You’re not going to ask them to buy anything. You’re going to ask them if they know anyone who has X problem that you’re solving, and would want to try out your product for FREE.
📩 Example Outreach Message:
“Hey [Name], I’ve been working on a tool that helps [solve X problem]. Do you know anyone struggling with this who might want to try it for free?”
📌 Pro Tip: Read $100M Leads by Alex Hormozi for a masterclass in launching and selling.
Step 5: Rinse & Repeat
Now, see if people actually like your product. If they don’t? Find out why, pivot, and try again.
Keep repeating until you find product-market fit—a group of people who LOVE what you built.
Final Words: Just Start. No Excuses.
I don’t care if you follow this guide perfectly.
I don’t care if you throw the whole thing away.
But what I do care about?
That you START.
Building Community
🚀 If you struggle with accountability and want people to build alongside you, I host a small weekend builders group where we spend 4 hours each weekend in a virtual coworking space, building out our ideas.
We have room for a few more people—if you’re serious about building, DM me on LinkedIn, and we can see if it’s a good fit.
Weekend Startup Launch Action Plan
💡Friday: Picking a Problem
- ☐ Write down every frustration you personally experience throughout the week.
- ☐ Jot down a few areas you’re interested in or have skills in.
- ☐ Brainstorm problems you’ve seen in the industry.
- ☐ Narrow your list down to 3 problems.
- ☐ Search online (Reddit, Twitter, forums) to see if others have the same issue.

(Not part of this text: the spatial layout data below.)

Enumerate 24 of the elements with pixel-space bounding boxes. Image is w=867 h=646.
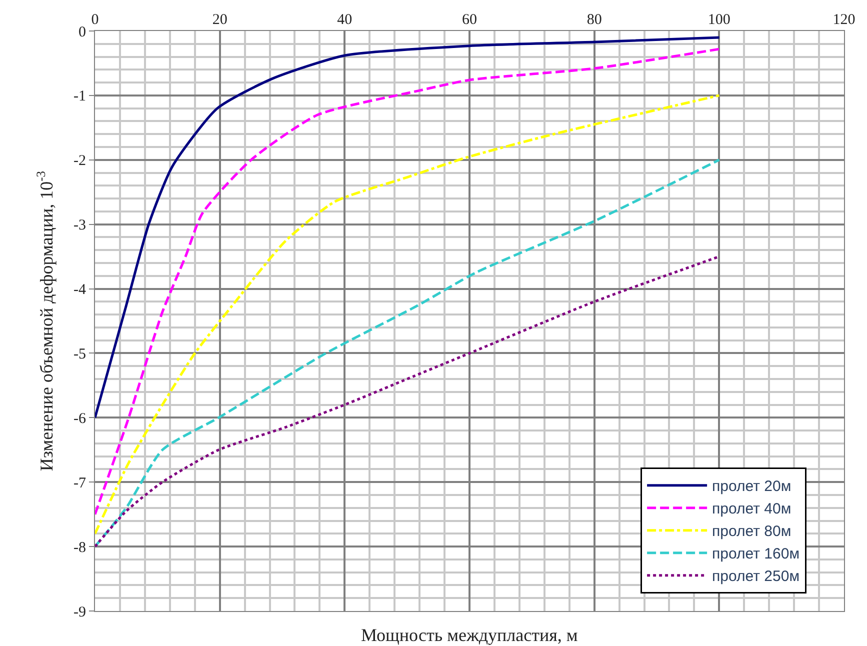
legend-label: пролет 250м xyxy=(712,568,800,586)
y-tick-label: -3 xyxy=(74,218,86,234)
legend-label: пролет 20м xyxy=(712,478,792,496)
y-tick-label: -4 xyxy=(74,282,86,298)
y-tick-label: -1 xyxy=(74,88,86,105)
x-tick-label: 0 xyxy=(91,12,99,28)
y-tick-label: -6 xyxy=(74,410,86,427)
legend-label: пролет 160м xyxy=(712,546,800,563)
x-tick-label: 120 xyxy=(832,12,856,28)
y-tick-label: -8 xyxy=(74,540,86,556)
legend-label: пролет 40м xyxy=(712,500,792,518)
legend-label: пролет 80м xyxy=(712,523,792,540)
x-tick-label: 60 xyxy=(462,12,477,28)
y-tick-label: -7 xyxy=(74,475,86,492)
y-tick-label: -2 xyxy=(74,153,86,170)
x-tick-label: 40 xyxy=(337,12,352,28)
x-axis-title: Мощность междупластия, м xyxy=(361,625,578,645)
y-tick-label: 0 xyxy=(78,24,86,40)
x-tick-label: 100 xyxy=(708,12,730,28)
line-series xyxy=(95,36,720,419)
x-tick-label: 80 xyxy=(586,12,602,28)
x-tick-label: 20 xyxy=(212,12,228,28)
y-tick-label: -9 xyxy=(74,604,86,620)
y-tick-label: -5 xyxy=(74,346,86,362)
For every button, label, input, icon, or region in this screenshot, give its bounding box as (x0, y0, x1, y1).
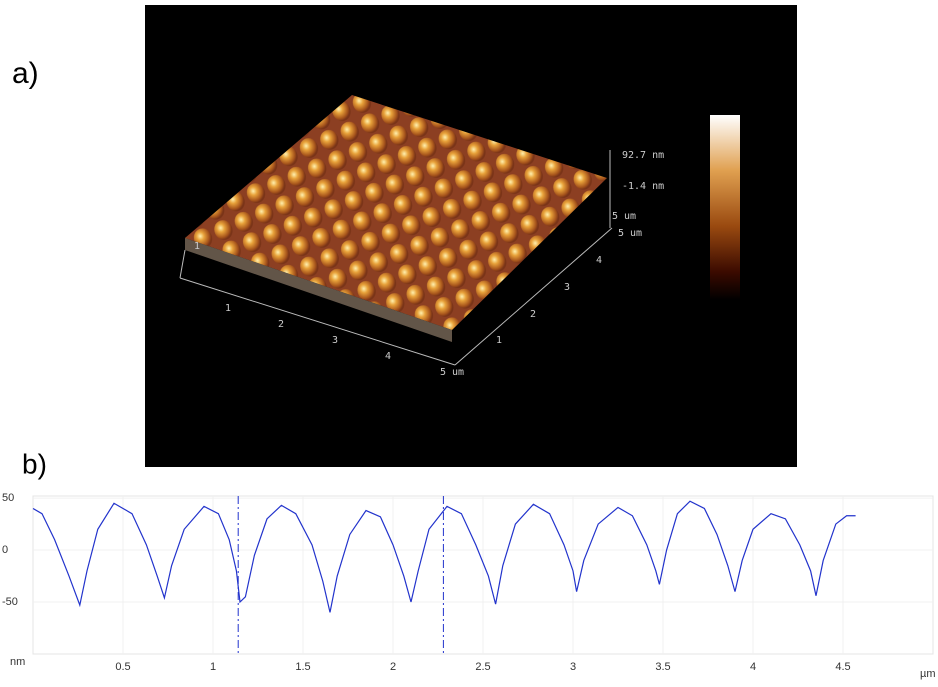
y-tick-label: 0 (2, 544, 8, 556)
figure: a) 92.7 nm -1.4 nm 5 um 1 b) 1 2 3 4 5 um 1 2 3… (0, 0, 938, 682)
left-tick: 1 (194, 241, 200, 252)
x-tick-label: 0.5 (115, 661, 130, 673)
color-bar (710, 115, 740, 300)
y-tick-label: -50 (2, 596, 18, 608)
front-axis-label: 3 (332, 335, 338, 346)
x-tick-label: 4.5 (835, 661, 850, 673)
y-unit: nm (10, 656, 25, 668)
front-axis-label: 1 (225, 303, 231, 314)
panel-label: a) (12, 57, 39, 90)
x-tick-label: 4 (750, 661, 756, 673)
z-axis-label: 5 um (612, 211, 636, 222)
scale-max: 92.7 nm (622, 150, 664, 161)
x-tick-label: 2.5 (475, 661, 490, 673)
right-axis-label: 4 (596, 255, 602, 266)
x-tick-label: 1.5 (295, 661, 310, 673)
x-tick-label: 3 (570, 661, 576, 673)
panel-label: b) (22, 448, 47, 479)
x-tick-label: 1 (210, 661, 216, 673)
front-axis-label: 4 (385, 351, 391, 362)
right-axis-label: 3 (564, 282, 570, 293)
y-tick-label: 50 (2, 492, 14, 504)
right-axis-label: 2 (530, 309, 536, 320)
right-axis-label: 5 um (618, 228, 642, 239)
front-axis-label: 5 um (440, 367, 464, 378)
x-tick-label: 3.5 (655, 661, 670, 673)
front-axis-label: 2 (278, 319, 284, 330)
x-unit: µm (920, 668, 936, 680)
scale-min: -1.4 nm (622, 181, 664, 192)
right-axis-label: 1 (496, 335, 502, 346)
x-tick-label: 2 (390, 661, 396, 673)
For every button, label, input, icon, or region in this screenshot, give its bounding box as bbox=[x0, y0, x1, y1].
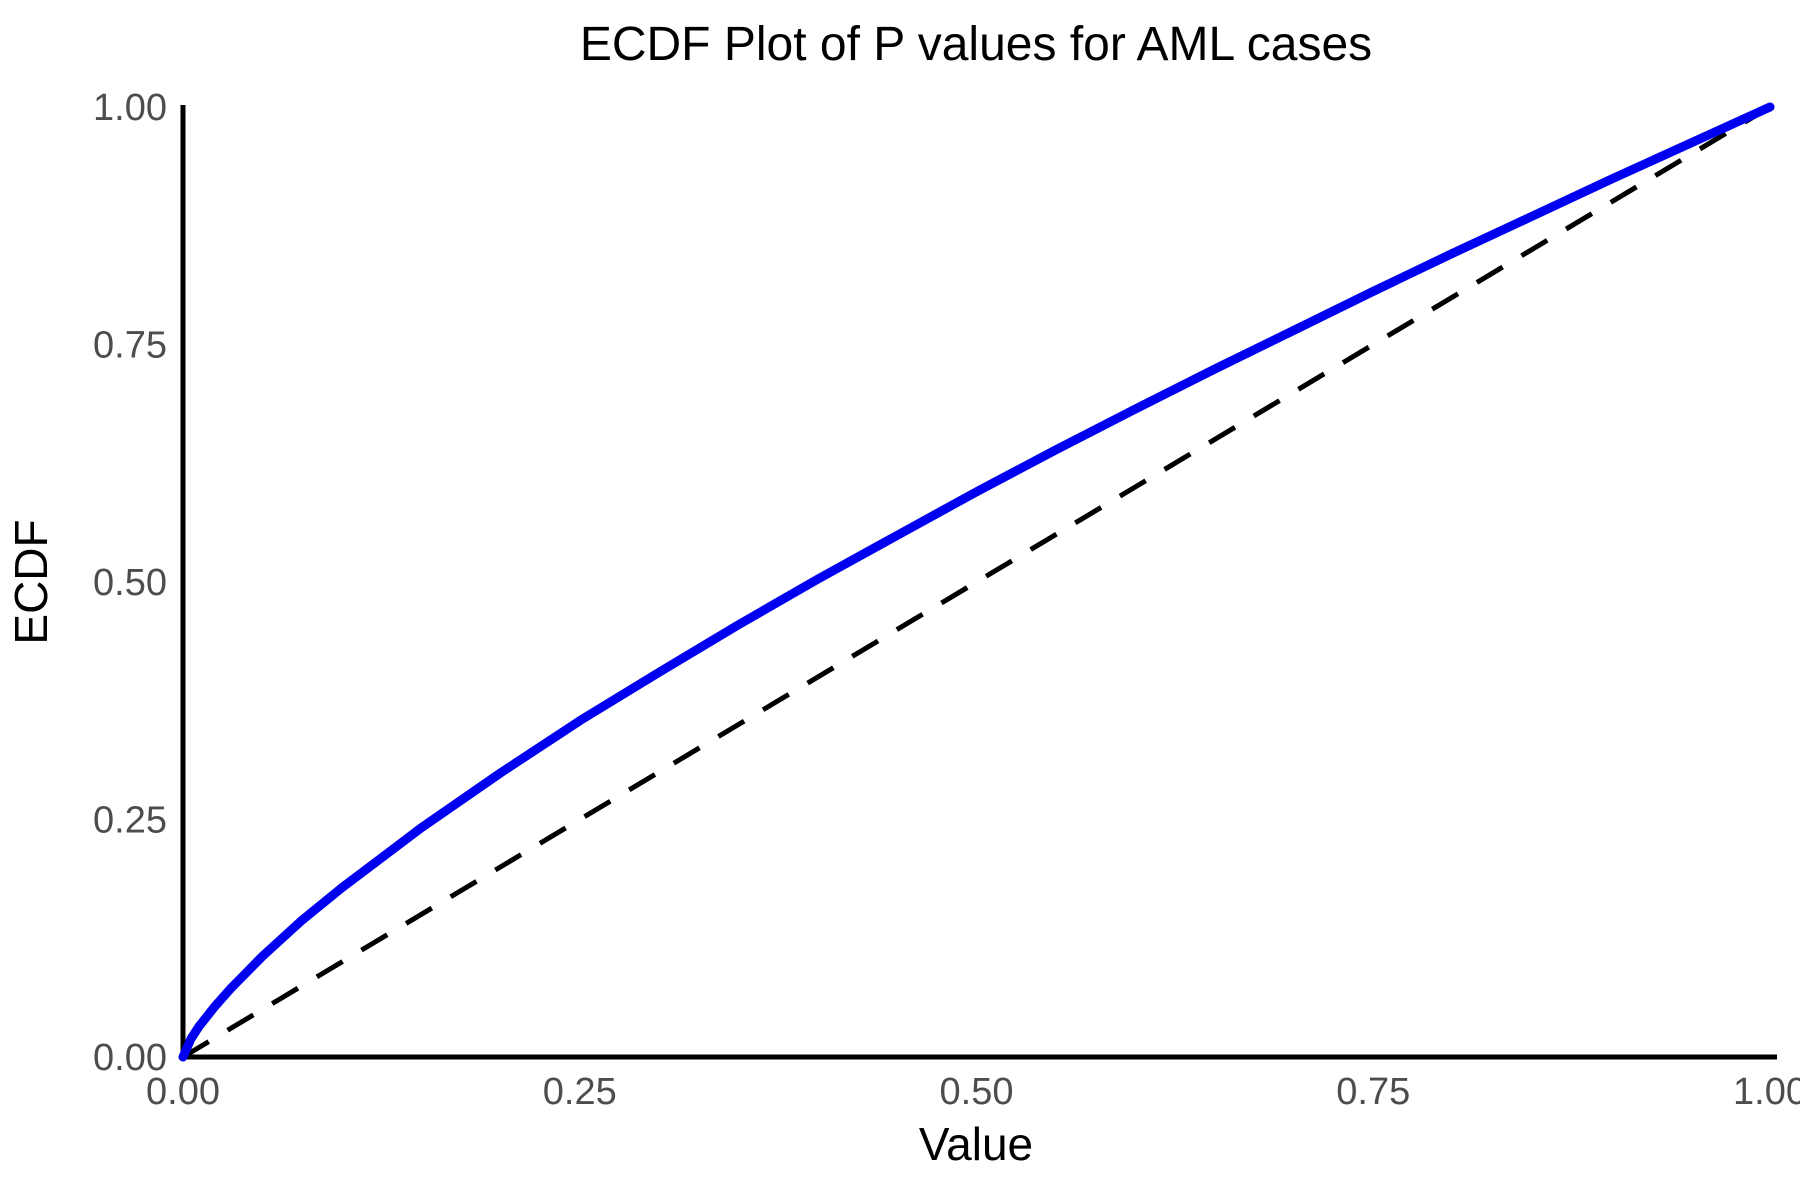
x-tick-label: 0.25 bbox=[543, 1071, 617, 1113]
chart-title: ECDF Plot of P values for AML cases bbox=[580, 18, 1372, 71]
x-tick-label: 0.50 bbox=[940, 1071, 1014, 1113]
x-tick-label: 1.00 bbox=[1733, 1071, 1800, 1113]
x-axis-title: Value bbox=[919, 1118, 1033, 1170]
y-tick-label: 1.00 bbox=[93, 87, 167, 129]
x-tick-label: 0.00 bbox=[146, 1071, 220, 1113]
y-axis-tick-labels: 0.00 0.25 0.50 0.75 1.00 bbox=[93, 87, 167, 1079]
y-tick-label: 0.00 bbox=[93, 1037, 167, 1079]
y-tick-label: 0.25 bbox=[93, 800, 167, 842]
x-axis-tick-labels: 0.00 0.25 0.50 0.75 1.00 bbox=[146, 1071, 1800, 1113]
reference-diagonal-line bbox=[181, 104, 1772, 1060]
y-tick-label: 0.75 bbox=[93, 325, 167, 367]
y-axis-title: ECDF bbox=[5, 519, 57, 644]
ecdf-curve-line bbox=[178, 102, 1775, 1062]
y-tick-label: 0.50 bbox=[93, 562, 167, 604]
x-tick-label: 0.75 bbox=[1336, 1071, 1410, 1113]
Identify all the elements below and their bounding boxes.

- ☐ Talk to at least 3 people who share the problem.
- ☐ Ask for 10 minutes of their time to chat.
- ☐ Read a summary of The Mom Test to learn how to ask the right questions.
- ☐ Listen, don’t pitch. Gather real insights.
- ☐ Repeat this process until you find a problem that sticks.
🔨 Saturday: Build Day
- ☐ Brainstorm solutions.
- ☐ Jot down everything that comes to mind.
- ☐ Cut it down to 1-2 core features. No fluff.
- ☐ Start building with AI.
- ☐ Go to Lovable.dev and start coding in plain English.
- ☐ Checkout my live building session recording if you’re lost
- ☐ Commit to finishing the MVP.
- ☐ Grab some coffee ☕, stay at your desk until it’s done.
🚀 Sunday: Launch Day
- ☐ Write an outreach message.
- ☐ Reach out to at least 30 warm leads.
- ☐ Get at least 10 people to try your product and give feedback.
- ☐ Identify what needs work and go back to Lovable to fix it.
- ☐ Rinse & repeat. Build, iterate, improve.